How big is the state space? In gridworld, we can track the state space with two variables row and column. This is quite manageable. How big is the state space for realistic MDPs? Search and rescue robot Mars rover What variables do these agents need to keep track of?

Mars rover state space Some possible state space variables: position: x,y,z (large domains) environmental factors sunlight wind temperature robot controls battery level arm position solar panel angle drill operation mission objectives current experiment samples being analyzed etc. This state space is gigantic!

MDPs vs. State Space Search In state space search, we might also have state variables and factored state spaces. Why didn t we worry about the fact that the state space could be exponentially large then?

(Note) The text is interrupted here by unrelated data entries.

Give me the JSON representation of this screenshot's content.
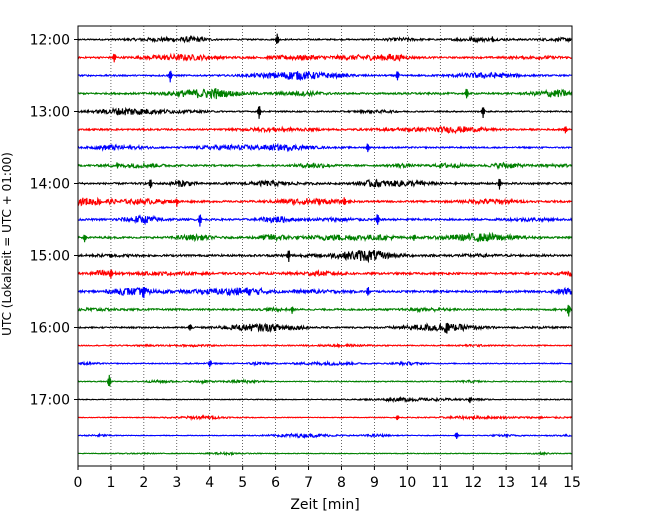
{
  "chart_data": {
    "type": "line",
    "title": "",
    "xlabel": "Zeit  [min]",
    "ylabel": "UTC (Lokalzeit = UTC + 01:00)",
    "xlim": [
      0,
      15
    ],
    "x_ticks": [
      "0",
      "1",
      "2",
      "3",
      "4",
      "5",
      "6",
      "7",
      "8",
      "9",
      "10",
      "11",
      "12",
      "13",
      "14",
      "15"
    ],
    "y_tick_labels": [
      "12:00",
      "13:00",
      "14:00",
      "15:00",
      "16:00",
      "17:00"
    ],
    "grid": {
      "x": "dotted",
      "y": false
    },
    "trace_colors": [
      "#000000",
      "#ff0000",
      "#0000ff",
      "#008000"
    ],
    "traces": [
      {
        "start": "12:00",
        "color": "#000000",
        "amplitude": 0.35,
        "spikes": [
          {
            "x": 6.05,
            "a": 0.8
          },
          {
            "x": 12.6,
            "a": 0.4
          }
        ]
      },
      {
        "start": "12:15",
        "color": "#ff0000",
        "amplitude": 0.45,
        "spikes": [
          {
            "x": 1.1,
            "a": 0.7
          }
        ]
      },
      {
        "start": "12:30",
        "color": "#0000ff",
        "amplitude": 0.4,
        "spikes": [
          {
            "x": 2.8,
            "a": 0.9
          },
          {
            "x": 9.7,
            "a": 0.8
          }
        ]
      },
      {
        "start": "12:45",
        "color": "#008000",
        "amplitude": 0.45,
        "spikes": [
          {
            "x": 4.2,
            "a": 0.8
          },
          {
            "x": 11.8,
            "a": 0.8
          }
        ]
      },
      {
        "start": "13:00",
        "color": "#000000",
        "amplitude": 0.35,
        "spikes": [
          {
            "x": 5.5,
            "a": 1.0
          },
          {
            "x": 12.3,
            "a": 0.9
          }
        ]
      },
      {
        "start": "13:15",
        "color": "#ff0000",
        "amplitude": 0.45,
        "spikes": [
          {
            "x": 14.8,
            "a": 0.6
          }
        ]
      },
      {
        "start": "13:30",
        "color": "#0000ff",
        "amplitude": 0.4,
        "spikes": [
          {
            "x": 8.8,
            "a": 0.7
          }
        ]
      },
      {
        "start": "13:45",
        "color": "#008000",
        "amplitude": 0.45,
        "spikes": [
          {
            "x": 1.2,
            "a": 0.5
          }
        ]
      },
      {
        "start": "14:00",
        "color": "#000000",
        "amplitude": 0.5,
        "spikes": [
          {
            "x": 2.2,
            "a": 0.8
          },
          {
            "x": 12.8,
            "a": 0.8
          }
        ]
      },
      {
        "start": "14:15",
        "color": "#ff0000",
        "amplitude": 0.5,
        "spikes": [
          {
            "x": 3.0,
            "a": 0.6
          },
          {
            "x": 8.1,
            "a": 0.7
          }
        ]
      },
      {
        "start": "14:30",
        "color": "#0000ff",
        "amplitude": 0.5,
        "spikes": [
          {
            "x": 3.7,
            "a": 0.9
          },
          {
            "x": 9.1,
            "a": 0.9
          }
        ]
      },
      {
        "start": "14:45",
        "color": "#008000",
        "amplitude": 0.5,
        "spikes": [
          {
            "x": 0.2,
            "a": 0.6
          },
          {
            "x": 10.2,
            "a": 0.6
          }
        ]
      },
      {
        "start": "15:00",
        "color": "#000000",
        "amplitude": 0.55,
        "spikes": [
          {
            "x": 6.4,
            "a": 0.8
          },
          {
            "x": 1.0,
            "a": 0.5
          }
        ]
      },
      {
        "start": "15:15",
        "color": "#ff0000",
        "amplitude": 0.55,
        "spikes": [
          {
            "x": 1.0,
            "a": 0.7
          }
        ]
      },
      {
        "start": "15:30",
        "color": "#0000ff",
        "amplitude": 0.55,
        "spikes": [
          {
            "x": 2.0,
            "a": 1.0
          },
          {
            "x": 8.8,
            "a": 0.7
          }
        ]
      },
      {
        "start": "15:45",
        "color": "#008000",
        "amplitude": 0.45,
        "spikes": [
          {
            "x": 14.9,
            "a": 0.9
          },
          {
            "x": 6.5,
            "a": 0.5
          }
        ]
      },
      {
        "start": "16:00",
        "color": "#000000",
        "amplitude": 0.4,
        "spikes": [
          {
            "x": 11.2,
            "a": 0.9
          },
          {
            "x": 3.4,
            "a": 0.5
          }
        ]
      },
      {
        "start": "16:15",
        "color": "#ff0000",
        "amplitude": 0.25,
        "spikes": []
      },
      {
        "start": "16:30",
        "color": "#0000ff",
        "amplitude": 0.25,
        "spikes": [
          {
            "x": 4.0,
            "a": 0.5
          }
        ]
      },
      {
        "start": "16:45",
        "color": "#008000",
        "amplitude": 0.25,
        "spikes": [
          {
            "x": 0.95,
            "a": 0.9
          }
        ]
      },
      {
        "start": "17:00",
        "color": "#000000",
        "amplitude": 0.2,
        "spikes": [
          {
            "x": 11.9,
            "a": 0.5
          }
        ]
      },
      {
        "start": "17:15",
        "color": "#ff0000",
        "amplitude": 0.2,
        "spikes": [
          {
            "x": 9.7,
            "a": 0.4
          }
        ]
      },
      {
        "start": "17:30",
        "color": "#0000ff",
        "amplitude": 0.2,
        "spikes": [
          {
            "x": 11.5,
            "a": 0.5
          }
        ]
      },
      {
        "start": "17:45",
        "color": "#008000",
        "amplitude": 0.2,
        "spikes": []
      }
    ]
  }
}
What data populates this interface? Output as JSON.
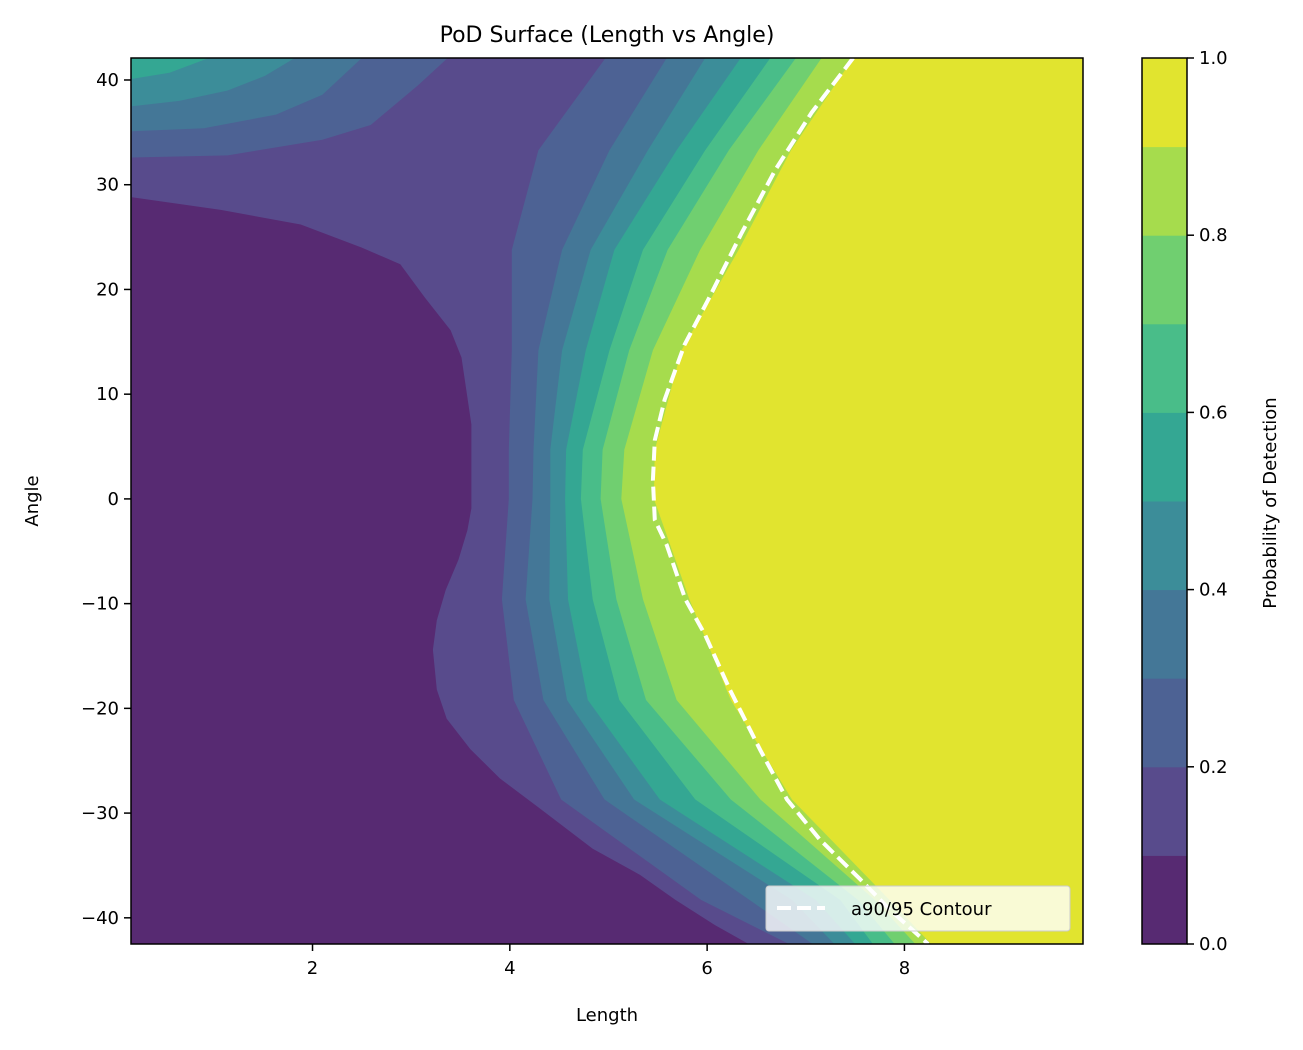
{
  "chart_data": {
    "type": "contourf",
    "title": "PoD Surface (Length vs Angle)",
    "xlabel": "Length",
    "ylabel": "Angle",
    "xlim": [
      0.16,
      9.81
    ],
    "ylim": [
      -42.5,
      42.1
    ],
    "xticks": [
      {
        "v": 2,
        "label": "2"
      },
      {
        "v": 4,
        "label": "4"
      },
      {
        "v": 6,
        "label": "6"
      },
      {
        "v": 8,
        "label": "8"
      }
    ],
    "yticks": [
      {
        "v": 40,
        "label": "40"
      },
      {
        "v": 30,
        "label": "30"
      },
      {
        "v": 20,
        "label": "20"
      },
      {
        "v": 10,
        "label": "10"
      },
      {
        "v": 0,
        "label": "0"
      },
      {
        "v": -10,
        "label": "−10"
      },
      {
        "v": -20,
        "label": "−20"
      },
      {
        "v": -30,
        "label": "−30"
      },
      {
        "v": -40,
        "label": "−40"
      }
    ],
    "levels": [
      0.0,
      0.1,
      0.2,
      0.3,
      0.4,
      0.5,
      0.6,
      0.7,
      0.8,
      0.9,
      1.0
    ],
    "band_colors": [
      "#572a72",
      "#584b8c",
      "#4d6294",
      "#447797",
      "#3c8d99",
      "#34a793",
      "#49bd89",
      "#70cf70",
      "#a6dc4d",
      "#e1e42f"
    ],
    "level_0_1_boundary": {
      "L": [
        0.17,
        1.07,
        1.88,
        2.5,
        2.89,
        3.14,
        3.4,
        3.51,
        3.61,
        3.61,
        3.57,
        3.48,
        3.35,
        3.26,
        3.22,
        3.26,
        3.36,
        3.6,
        3.9,
        4.31,
        4.84,
        5.32,
        5.68,
        6.08,
        6.42
      ],
      "A": [
        28.8,
        27.6,
        26.2,
        24.0,
        22.4,
        19.2,
        16.1,
        13.5,
        7.1,
        -0.9,
        -3.0,
        -5.8,
        -8.7,
        -11.6,
        -14.4,
        -18.2,
        -21.0,
        -23.9,
        -26.7,
        -29.6,
        -33.4,
        -35.9,
        -38.3,
        -40.7,
        -42.5
      ]
    },
    "main_boundary_angles": [
      42.1,
      33.3,
      23.8,
      14.2,
      4.7,
      0.0,
      -9.6,
      -19.2,
      -28.7,
      -38.3,
      -42.5
    ],
    "main_boundaries": [
      {
        "level": 0.2,
        "L": [
          4.97,
          4.29,
          4.02,
          4.02,
          3.99,
          3.99,
          3.92,
          4.04,
          4.52,
          5.94,
          6.83
        ]
      },
      {
        "level": 0.3,
        "L": [
          5.59,
          5.01,
          4.53,
          4.29,
          4.24,
          4.23,
          4.16,
          4.34,
          4.96,
          6.43,
          7.07
        ]
      },
      {
        "level": 0.4,
        "L": [
          5.98,
          5.4,
          4.82,
          4.53,
          4.41,
          4.41,
          4.4,
          4.58,
          5.26,
          6.86,
          7.29
        ]
      },
      {
        "level": 0.5,
        "L": [
          6.34,
          5.69,
          5.06,
          4.77,
          4.57,
          4.56,
          4.59,
          4.79,
          5.52,
          7.1,
          7.5
        ]
      },
      {
        "level": 0.6,
        "L": [
          6.64,
          5.98,
          5.35,
          5.01,
          4.74,
          4.72,
          4.84,
          5.11,
          5.88,
          7.35,
          7.68
        ]
      },
      {
        "level": 0.7,
        "L": [
          6.9,
          6.22,
          5.6,
          5.21,
          4.94,
          4.92,
          5.08,
          5.38,
          6.24,
          7.53,
          7.9
        ]
      },
      {
        "level": 0.8,
        "L": [
          7.16,
          6.52,
          5.93,
          5.45,
          5.16,
          5.13,
          5.35,
          5.69,
          6.54,
          7.7,
          8.11
        ]
      },
      {
        "level": 0.9,
        "L": [
          7.48,
          6.85,
          6.32,
          5.74,
          5.47,
          5.46,
          5.82,
          6.24,
          6.86,
          7.85,
          8.27
        ]
      }
    ],
    "corner_boundaries": [
      {
        "level": 0.2,
        "L": [
          0.17,
          1.14,
          2.1,
          2.59,
          3.07,
          3.37
        ],
        "A": [
          32.6,
          32.8,
          34.3,
          35.7,
          39.5,
          42.1
        ]
      },
      {
        "level": 0.3,
        "L": [
          0.17,
          0.9,
          1.63,
          2.1,
          2.5
        ],
        "A": [
          35.1,
          35.4,
          36.7,
          38.6,
          42.1
        ]
      },
      {
        "level": 0.4,
        "L": [
          0.17,
          0.65,
          1.14,
          1.52,
          1.82
        ],
        "A": [
          37.5,
          38.0,
          39.0,
          40.4,
          42.1
        ]
      },
      {
        "level": 0.5,
        "L": [
          0.17,
          0.55,
          0.95
        ],
        "A": [
          40.1,
          40.7,
          42.1
        ]
      }
    ],
    "a90_95_contour": {
      "L": [
        7.48,
        7.06,
        6.69,
        6.35,
        6.01,
        5.77,
        5.57,
        5.47,
        5.45,
        5.47,
        5.59,
        5.78,
        5.98,
        6.23,
        6.54,
        6.81,
        7.14,
        7.55,
        7.85,
        8.24
      ],
      "A": [
        42.1,
        36.9,
        31.4,
        25.4,
        19.0,
        14.7,
        9.5,
        5.6,
        1.8,
        -2.0,
        -4.4,
        -9.6,
        -13.0,
        -18.2,
        -24.0,
        -28.7,
        -32.5,
        -36.3,
        -39.2,
        -42.5
      ]
    },
    "legend": {
      "label": "a90/95 Contour",
      "placement": "lower-right"
    },
    "colorbar": {
      "label": "Probability of Detection",
      "range": [
        0,
        1
      ],
      "ticks": [
        {
          "v": 0.0,
          "label": "0.0"
        },
        {
          "v": 0.2,
          "label": "0.2"
        },
        {
          "v": 0.4,
          "label": "0.4"
        },
        {
          "v": 0.6,
          "label": "0.6"
        },
        {
          "v": 0.8,
          "label": "0.8"
        },
        {
          "v": 1.0,
          "label": "1.0"
        }
      ]
    }
  }
}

Handling huge state spaces Full value iteration is implausible. We could try to reason about the factored state space. Plan in terms of variables instead of states. One could spend an entire month on this topic (we won t). Approximation Online planning Reinforcement learning

Online Planning Key idea: plan for one state at a time. We may be able to come up with a good action for the current state without solving the entire MDP. We can plan ahead some, but we know that we re going to stop and think about plans again later. Where have we seen something like this before?

Thinking about online planning. How can we use ideas we ve already seen to help with online planning? Heuristics? Iterative deepening? Monte Carlo simulations? Other ideas?